Glenda: If she worked at any other job -- except perhaps as a prison guard -- Glenda would have been fired. She was probably the most consistently unpleasant, disagreeable person I had met within the prior five years. She barked at people, started arguments, yelled at clients, slammed cupboards, frowned, sighed, moaned, and dripped sarcasm. She may have been deeply depressed and in desperate need of medication. I wonder if any board members realized how this employee acted at work. They may not have, unless someone made a complaint, which was unlikely. In the recovery subculture, to criticize anyone means either that you are angry and therefore not in possession of good recovery, or you have three fingers pointing back at you. In other words, noticing and complaining about Glenda's ugly personality being unsuitable in a treatment environment would mean that something terrible is really wrong with you.
Two things that made Glenda dangerous are that she sounded good at AA meetings and also possessed at least seven years of Time. So, clearly, in AA she was a winner. Because of these things, unsuspecting newcomers often got involved with her.
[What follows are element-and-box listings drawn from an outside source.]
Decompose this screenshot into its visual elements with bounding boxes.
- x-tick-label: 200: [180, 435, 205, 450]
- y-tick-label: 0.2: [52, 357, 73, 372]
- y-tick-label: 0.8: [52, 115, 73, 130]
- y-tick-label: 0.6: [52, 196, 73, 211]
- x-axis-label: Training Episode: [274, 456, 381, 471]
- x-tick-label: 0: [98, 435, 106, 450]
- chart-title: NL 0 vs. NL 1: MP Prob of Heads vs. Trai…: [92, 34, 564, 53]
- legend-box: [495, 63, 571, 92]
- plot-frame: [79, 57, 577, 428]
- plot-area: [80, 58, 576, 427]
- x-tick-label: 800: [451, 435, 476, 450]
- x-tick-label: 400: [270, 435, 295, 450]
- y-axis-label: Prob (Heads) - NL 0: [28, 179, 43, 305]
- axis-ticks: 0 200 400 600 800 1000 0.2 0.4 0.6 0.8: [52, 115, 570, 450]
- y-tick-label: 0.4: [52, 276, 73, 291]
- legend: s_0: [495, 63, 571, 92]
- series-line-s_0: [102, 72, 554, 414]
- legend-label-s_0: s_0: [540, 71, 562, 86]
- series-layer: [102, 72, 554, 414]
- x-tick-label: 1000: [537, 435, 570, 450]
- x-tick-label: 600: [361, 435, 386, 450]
If I thought a decent percentage of people who stayed at Harmony Home stayed clean or sober, I might not be so critical. Again, this is just anecdotal evidence,but in the two years I made frequent visits to Harmony, I recall only one woman who actually stayed sober awhile, continued attending meetings, and got a job and a place to live after leaving harmony Home. Out of an entire AA group of 200 in town, there were only two old-timers who said they had graduated from Harmony Home.
Anyway, this roster of Harmony Home employees is not comprehensive, because there's no purpose to that. If you would like to gather your own evidence on the pervasiveness of AA and NA members in treatment facilities, call your local county- or city-funded detox, treatment center, or even general mental health center. Say that you would like to recommend the center to a relative, but first you want to find out how many of the counselors are proficient in 12-step treatment and are NA or AA members themselves. If the person who answers the phone can't tell you, they probably will be able to tell you who can. Try it, and please write, care of the publisher of this book,with the results. They'll forward them to me, and I'd like to know what you find.